Cassie paused at the head of the stairs, looking back down at the water far below.
“Thank you,” she said. Aland nodded.
“That’s what the Others took from us,” he said, an angry edge in his voice. “I wanted you to understand that.”
They spent the long darkness finishing the boat and packing food and water. The A
dena Lampak would escort them out a day’s swim away, which would take two days by boat, and then return before darkness. Then they’d be on their own. Jesse had navigation instructions for the overnight portion of the sail - while the stars were out, they could make very good estimates of where they were - and if everything went well, they would reach the area where the Others would intercept them by dawn.

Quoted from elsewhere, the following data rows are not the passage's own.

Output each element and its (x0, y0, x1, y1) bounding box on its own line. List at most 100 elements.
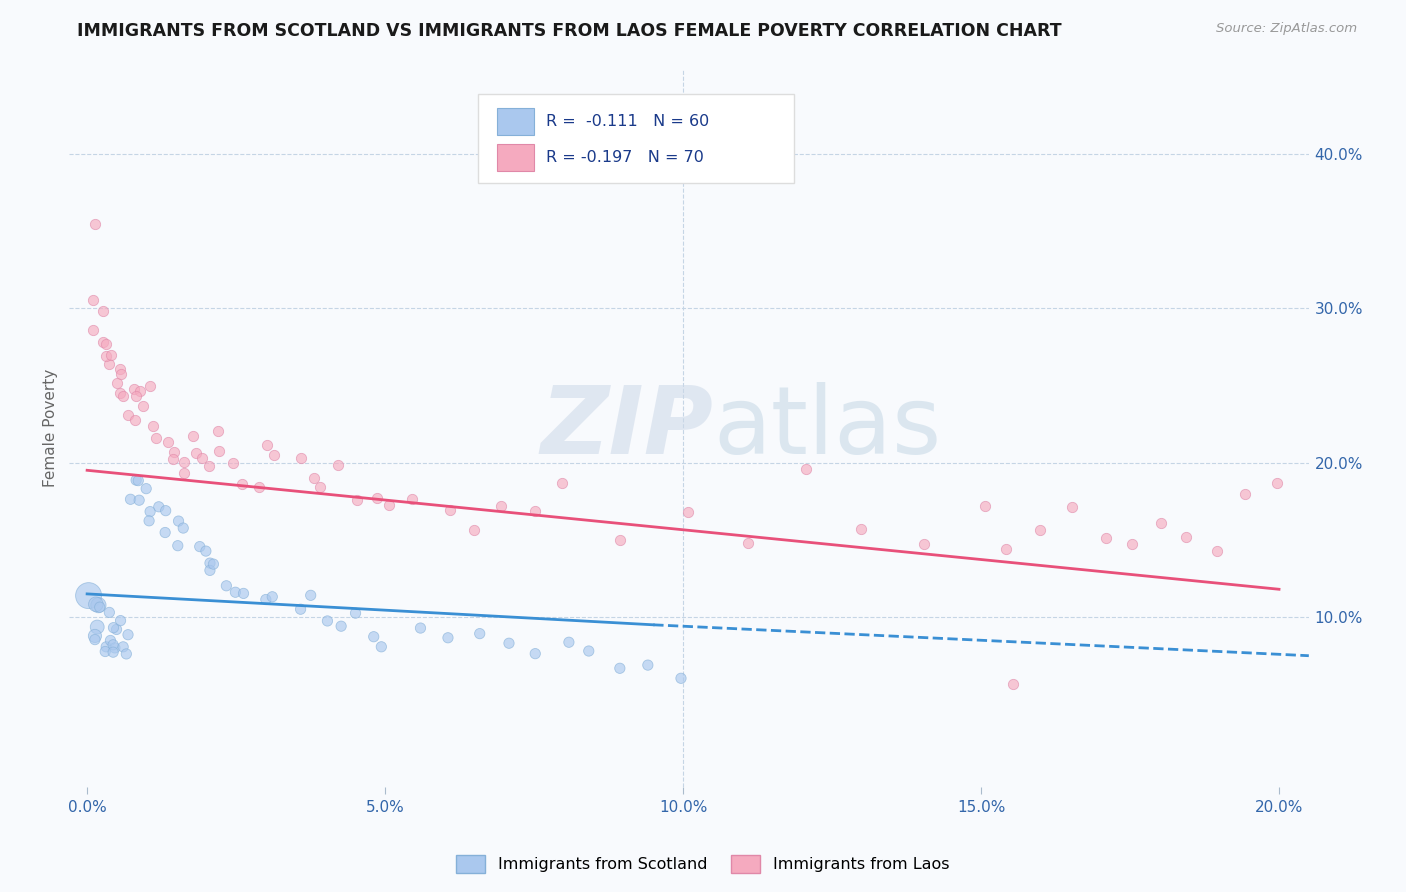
Point (1150, 516, 1173, 531)
Point (91, 303, 114, 318)
Point (104, 640, 127, 655)
Point (247, 480, 270, 494)
Point (117, 408, 139, 422)
Point (157, 435, 180, 450)
Point (558, 635, 581, 649)
Point (84, 597, 107, 611)
Point (111, 389, 134, 403)
Point (262, 590, 284, 604)
Point (344, 606, 367, 620)
Point (1234, 487, 1257, 501)
Point (101, 645, 124, 659)
Point (401, 492, 423, 507)
Text: atlas: atlas (714, 382, 942, 474)
Point (139, 505, 162, 519)
Point (108, 362, 131, 376)
FancyBboxPatch shape (478, 94, 794, 184)
Point (173, 466, 195, 480)
Point (110, 614, 132, 628)
Point (363, 630, 385, 644)
Point (346, 493, 368, 508)
Point (1002, 677, 1025, 691)
Point (103, 621, 125, 635)
Point (101, 638, 124, 652)
Point (794, 462, 817, 476)
Point (609, 533, 631, 547)
Point (676, 505, 699, 519)
Point (91, 334, 114, 349)
Point (263, 448, 285, 462)
Point (208, 443, 231, 458)
Point (609, 661, 631, 675)
Point (299, 588, 322, 602)
Point (84, 629, 107, 643)
Point (1121, 537, 1143, 551)
Point (637, 658, 659, 673)
Point (148, 500, 170, 514)
Point (215, 579, 238, 593)
Point (132, 399, 155, 413)
Point (366, 491, 388, 505)
Point (1265, 476, 1288, 491)
Point (166, 539, 188, 553)
Point (120, 492, 142, 507)
Text: R = -0.197   N = 70: R = -0.197 N = 70 (547, 150, 704, 165)
Point (183, 428, 205, 442)
Point (188, 540, 211, 554)
Point (127, 474, 149, 488)
Point (108, 385, 131, 400)
Point (491, 499, 513, 513)
Point (194, 544, 217, 558)
Text: R =  -0.111   N = 60: R = -0.111 N = 60 (547, 114, 710, 129)
Point (498, 636, 520, 650)
Point (98, 606, 121, 620)
Point (316, 614, 339, 628)
Point (309, 480, 332, 494)
Point (202, 557, 225, 571)
Point (105, 376, 128, 390)
Bar (496, 144, 534, 171)
Text: ZIP: ZIP (541, 382, 714, 474)
Point (115, 647, 138, 661)
Point (207, 424, 229, 438)
Point (86, 620, 108, 634)
Point (1095, 531, 1118, 545)
Point (849, 522, 872, 536)
Point (162, 452, 184, 467)
Point (122, 383, 145, 397)
Point (110, 367, 132, 381)
Point (974, 499, 997, 513)
Point (224, 585, 246, 599)
Point (370, 640, 392, 654)
Point (138, 514, 160, 528)
Point (100, 633, 122, 648)
Point (198, 458, 221, 473)
Point (1062, 500, 1084, 515)
Point (330, 619, 353, 633)
Point (551, 476, 574, 491)
Point (135, 482, 157, 496)
Point (1175, 530, 1198, 544)
Point (523, 504, 546, 518)
Point (129, 384, 152, 399)
Point (128, 493, 150, 508)
Point (256, 438, 278, 452)
Point (89, 600, 111, 615)
Point (254, 592, 277, 607)
Legend: Immigrants from Scotland, Immigrants from Laos: Immigrants from Scotland, Immigrants fro… (450, 848, 956, 880)
Point (117, 628, 139, 642)
Point (153, 525, 176, 540)
Point (326, 458, 349, 472)
Point (125, 473, 148, 487)
Text: Source: ZipAtlas.com: Source: ZipAtlas.com (1216, 22, 1357, 36)
Point (87, 598, 110, 612)
Point (1206, 543, 1229, 558)
Point (173, 455, 195, 469)
Point (155, 503, 177, 517)
Point (231, 477, 253, 491)
Point (124, 413, 146, 427)
Point (290, 602, 312, 616)
Point (198, 556, 221, 570)
Point (167, 514, 190, 528)
Point (172, 521, 194, 535)
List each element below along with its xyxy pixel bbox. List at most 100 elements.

Aland came to see them off; Jeen was not improved enough to be awake. They told Cassie that she was getting better, but when Cassie went down to visit her in the hours before they left, the Adena Lampak looked just as swollen and broken as she ever had, listlessly rising to the surface to breathe as physically enabled by a pair of caretakers.
For a moment, she had been stung that she would be leaving Jeen and Aland, Calenna, to go to the brutes who had done this to Jeen, who had tried to drown her, but she was not so numb to the realities of war to let it change her rational mind. She had been with a pair of Calenna Adena Lampak. They’d been easy targets, and the Other Adena Lampak had taken the opportunity. No one had yet figured out why they had been so close, so soon after the tides, nor why they wasted their moment of surprise so fruitlessly. There had been an additional raid further out and two Calenna Adena Lampak had died. The Url was maintaining an offense, sending out scouts and raiding groups even as Jesse and Cassie had prepared to go, under the cover of darkness in order to be there at dawn as the farmers went out and while underwater visibility was still poor.
The window of normalcy Cassie had gotten, spending time with Jeen and Aland, was gone. She’d never lived in a country that was in the middle of a survival-scale war, but she’d read enough to recognize it. The normally laissez-faire economy was much more closely controlled by the Url; excess was evaluated for economic benefit verses its equivalent military conversion value. She started to recognize the social strain around her as they gathered supplies and equipment and made their final preparations.
There weren’t many fans of them going, even if the Adena Lampak would have collectively agreed to the value of the attempt at diplomacy. The slaughter of the caretakers had plucked a deep nerve and driven a certain unforgivingness into the Calenna Adena Lampak that made Cassie wonder if diplomacy was already doomed.